The house had lain pretty much fallow since my father died. Lelia had already worked on the house once, this a while ago, after his funeral, so we could sell off the things we didn’t want or need. We were actually planning to move up there for good, to leave the city, which neither of us was actually enjoying much anymore, if we ever truly had. But then the strangeness between us began, the feelings of oddness and misplacement, and our move never happened. If we still had had Mitt, of course, we probably would have moved anyway, so he could go to a better public school, have some grass to play on, and we’d have figured out our problems later. Or maybe another baby might have helped us. Another try. Of course, that’s the worst reason to have a child, anyone on the street can tell you that, because no one can handle being an attempt at something from the very start.

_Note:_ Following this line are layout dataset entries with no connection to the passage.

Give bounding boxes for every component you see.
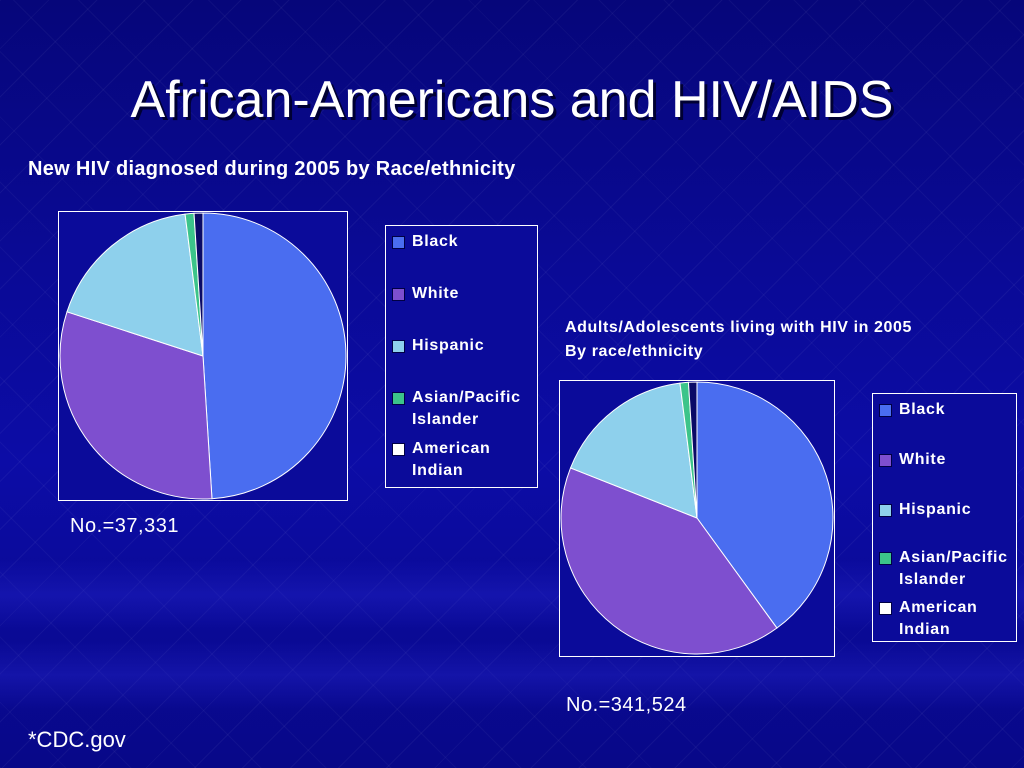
slide-title: African-Americans and HIV/AIDS [130, 71, 894, 129]
chart2-swatch-black [879, 404, 892, 417]
chart1-count-label: No.=37,331 [70, 515, 179, 537]
chart2-plot-area [559, 380, 835, 657]
chart2-count-label: No.=341,524 [566, 694, 687, 716]
chart1-legend-label: Black [412, 233, 459, 250]
chart2-swatch-american-indian [879, 602, 892, 615]
pie-slice-black [202, 212, 347, 500]
chart1-swatch-black [392, 236, 405, 249]
chart2-title: Adults/Adolescents living with HIV in 20… [565, 316, 912, 364]
chart1-legend-label: Asian/Pacific Islander [412, 389, 521, 428]
pie-slice-white [560, 467, 778, 655]
chart2-pie [560, 381, 834, 655]
chart2-title-line: By race/ethnicity [565, 343, 704, 360]
chart1-plot-area [58, 211, 348, 501]
pie-slice-hispanic [569, 382, 698, 519]
chart2-title-line: Adults/Adolescents living with HIV in 20… [565, 319, 913, 336]
pie-slice-american-indian [193, 212, 204, 357]
chart2-legend-label: Hispanic [899, 501, 972, 518]
chart2-swatch-asian [879, 552, 892, 565]
pie-slice-white [59, 311, 213, 500]
chart1-title: New HIV diagnosed during 2005 by Race/et… [28, 158, 516, 180]
chart1-pie [59, 212, 347, 500]
chart1-legend-label: American Indian [412, 440, 491, 479]
pie-slice-american-indian [687, 381, 698, 519]
chart1-legend-label: White [412, 285, 460, 302]
chart2-swatch-white [879, 454, 892, 467]
chart2-swatch-hispanic [879, 504, 892, 517]
pie-slice-black [696, 381, 834, 629]
chart2-legend-label: American Indian [899, 599, 978, 638]
chart2-legend-label: White [899, 451, 947, 468]
chart2-legend: Black White Hispanic Asian/Pacific Islan… [872, 393, 1017, 642]
chart1-swatch-american-indian [392, 443, 405, 456]
chart1-legend-label: Hispanic [412, 337, 485, 354]
source-citation: *CDC.gov [28, 727, 126, 752]
chart1-swatch-asian [392, 392, 405, 405]
chart2-legend-label: Asian/Pacific Islander [899, 549, 1008, 588]
chart2-legend-label: Black [899, 401, 946, 418]
chart1-swatch-hispanic [392, 340, 405, 353]
chart1-legend: Black White Hispanic Asian/Pacific Islan… [385, 225, 538, 488]
chart1-swatch-white [392, 288, 405, 301]
pie-slice-hispanic [66, 213, 204, 357]
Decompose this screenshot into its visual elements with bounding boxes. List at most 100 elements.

I couldn’t help her with the house that first time. I was on assignment in Miami and had to return there immediately after his funeral. I asked Lelia to take care of the place — I didn’t think I could do it anyway — and she said sure, she’d do it, she could live there for the week and commute to work until I got back. In truth, she didn’t like staying for too long in our apartment alone. The place was too breezy, had too many echoes.

In my father’s house she felt safe. I think the place reminded her of her childhood home in Brookline, Massachusetts, though that one was much more expansive than my father’s house, to a point palatial, with separate living wings for her mother Alice and Stew. Lelia’s parents needed that kind of space. They fought a lot; Alice wasn’t so afraid of things then. They’d start hollering somewhere in the middle of the house, assail each other furiously, then retire to their corners and start drinking.

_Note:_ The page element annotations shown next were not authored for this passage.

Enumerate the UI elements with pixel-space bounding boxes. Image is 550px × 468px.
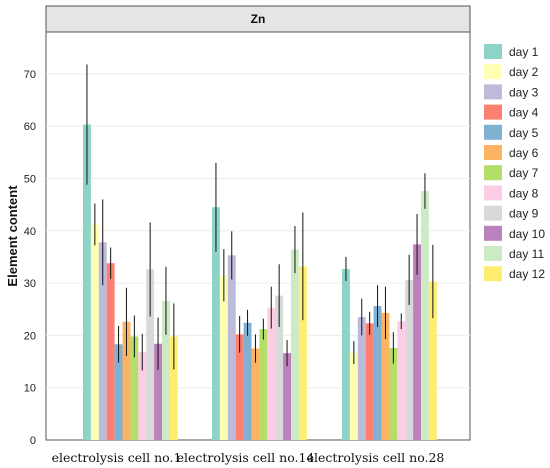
error-bars (86, 64, 434, 371)
legend-swatch (484, 104, 502, 120)
legend-swatch (484, 266, 502, 282)
bar-day-5-cell-3 (373, 306, 382, 440)
bar-day-2-cell-1 (90, 224, 99, 440)
bar-day-2-cell-3 (349, 352, 358, 440)
legend-swatch (484, 165, 502, 181)
legend-label: day 12 (509, 267, 545, 281)
y-tick-label: 60 (24, 121, 36, 133)
bar-day-3-cell-1 (98, 242, 107, 440)
legend-label: day 4 (509, 106, 539, 120)
bar-day-4-cell-3 (365, 323, 374, 440)
y-tick-label: 10 (24, 383, 36, 395)
legend-swatch (484, 44, 502, 59)
bar-day-4-cell-2 (235, 334, 244, 440)
bar-day-7-cell-1 (130, 336, 139, 440)
chart-title: Zn (251, 12, 266, 26)
bar-day-3-cell-2 (227, 255, 236, 440)
title-strip-background (45, 5, 471, 33)
bar-day-2-cell-2 (219, 275, 228, 440)
legend-swatch (484, 205, 502, 221)
y-tick-label: 50 (24, 173, 36, 185)
bar-day-3-cell-3 (357, 317, 366, 440)
bar-day-4-cell-1 (106, 263, 115, 440)
legend-label: day 7 (509, 166, 539, 180)
bar-day-5-cell-1 (114, 344, 123, 440)
bar-day-9-cell-2 (275, 295, 284, 440)
y-tick-label: 30 (24, 278, 36, 290)
y-tick-label: 0 (30, 435, 36, 447)
bar-day-10-cell-3 (413, 244, 421, 440)
bar-day-11-cell-1 (162, 300, 170, 440)
bar-day-12-cell-2 (298, 266, 307, 440)
bar-day-1-cell-3 (342, 268, 350, 440)
legend-label: day 11 (509, 247, 544, 261)
y-tick-label: 70 (24, 69, 36, 81)
y-axis-label: Element content (5, 185, 20, 287)
title-strip: Zn (45, 5, 471, 33)
legend-label: day 3 (509, 85, 539, 99)
x-tick-label: electrolysis cell no.1 (52, 450, 182, 465)
bar-day-1-cell-2 (212, 207, 220, 440)
y-tick-label: 20 (24, 330, 36, 342)
bar-day-6-cell-1 (122, 321, 131, 440)
legend-label: day 5 (509, 126, 539, 140)
bar-day-7-cell-3 (389, 347, 398, 440)
bar-day-8-cell-1 (138, 352, 147, 440)
x-tick-label: electrolysis cell no.14 (177, 450, 315, 465)
legend-label: day 10 (509, 227, 545, 241)
legend-label: day 8 (509, 186, 539, 200)
legend-swatch (484, 225, 502, 241)
bar-day-6-cell-2 (251, 348, 260, 440)
bar-day-10-cell-2 (283, 353, 291, 440)
y-axis: 0 10 20 30 40 50 60 70 (24, 69, 36, 447)
bar-day-8-cell-3 (397, 321, 406, 440)
legend-swatch (484, 124, 502, 140)
bar-day-12-cell-3 (428, 281, 437, 440)
legend-swatch (484, 64, 502, 80)
bar-day-10-cell-1 (154, 343, 162, 440)
legend-label: day 6 (509, 146, 539, 160)
bar-day-11-cell-2 (291, 249, 299, 440)
bar-day-7-cell-2 (259, 329, 268, 440)
legend-swatch (484, 145, 502, 160)
bar-day-8-cell-2 (267, 307, 276, 440)
legend-label: day 1 (509, 45, 539, 59)
x-tick-label: electrolysis cell no.28 (307, 450, 445, 465)
legend-label: day 9 (509, 207, 539, 221)
y-tick-label: 40 (24, 226, 36, 238)
legend-label: day 2 (509, 65, 539, 79)
bar-day-9-cell-1 (146, 269, 155, 440)
bar-day-5-cell-2 (243, 322, 252, 440)
legend-swatch (484, 246, 502, 261)
bar-day-11-cell-3 (421, 191, 429, 440)
bar-day-9-cell-3 (405, 279, 414, 440)
legend: day 1 day 2 day 3 day 4 day 5 day 6 day 7 day 8… (484, 44, 545, 282)
legend-swatch (484, 185, 502, 201)
bar-day-1-cell-1 (83, 124, 91, 440)
legend-swatch (484, 84, 502, 100)
bars (83, 124, 437, 440)
bar-day-12-cell-1 (169, 336, 178, 440)
bar-day-6-cell-3 (381, 312, 390, 440)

Lelia liked houses that you could go all the way up and hide yourself in, high stretching houses with garrets, widow’s peaks, secret attics. That’s why she loved our garage so much, with its secret room. It didn’t matter to her if the rest of a house were empty and creaky and dark as long as she was lodged above it all, in a nook with a pitched ceiling and a lamp, her books and a writing pad ready on a table. In the same spirit she liked to climb trees, could still ramble up the bark of one with complete ease and confidence, though she had a deep, running scar on her lower back from falling through the branches of an oak tree when she was nine.

And just last week, on one of our brief visits together, while we were picnicking in Central Park, I made her angry with some stupid comment about Stew or Mitt or something, and after we fought a little she got up without saying anything and climbed the tree we were sitting under. I wanted to go up after her, grab her in the branches and shake her, I was burning to drag her back down, tussle and overcome her, but then I could never bring myself to climb beyond that first large branch, not from the height, but somehow I could never abide the subtle sway of living limbs, stake anything on their pliant strength. I just watched her until she reached the smallest branch that would bear her weight. She gazed straight down at me from almost twenty feet, unquivering, wordless, her hair rubbing against the branches, hanging those narrow bare feet out into the air.

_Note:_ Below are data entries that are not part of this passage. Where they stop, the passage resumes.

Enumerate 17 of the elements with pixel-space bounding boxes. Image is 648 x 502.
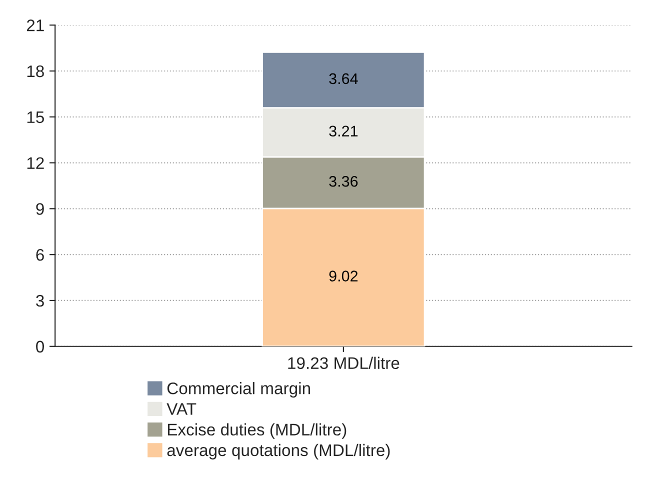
y-tick-label: 6 <box>36 248 44 261</box>
legend-label: VAT <box>166 403 196 415</box>
y-tick-label: 0 <box>36 340 44 353</box>
legend-label: Excise duties (MDL/litre) <box>168 423 346 439</box>
data-label: 3.64 <box>329 73 358 84</box>
y-tick-label: 18 <box>27 65 44 78</box>
legend-label: Commercial margin <box>167 382 310 398</box>
y-tick-label: 12 <box>27 157 44 169</box>
x-tick-label: 19.23 MDL/litre <box>288 356 400 370</box>
data-label: 9.02 <box>329 270 358 282</box>
y-tick-label: 21 <box>26 20 44 32</box>
y-tick-label: 15 <box>27 111 44 124</box>
y-tick-label: 9 <box>36 203 44 215</box>
data-label: 3.36 <box>329 176 358 187</box>
data-label: 3.21 <box>329 126 358 137</box>
y-tick-label: 3 <box>36 294 44 307</box>
legend-label: average quotations (MDL/litre) <box>167 444 390 460</box>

The week after my father’s funeral Lelia slept in the room Mitt occupied his last summer, when he decided he was old enough to live by himself in the big house. My father — who could display amazing properties of emotional recovery — had long before cleared it of any signs of our boy, removing not just his few toys and summer clothes but all the furniture and wall hangings. He’d even painted the room, from its sky blue to a barren, optic white. Now done , I can still hear him thinking.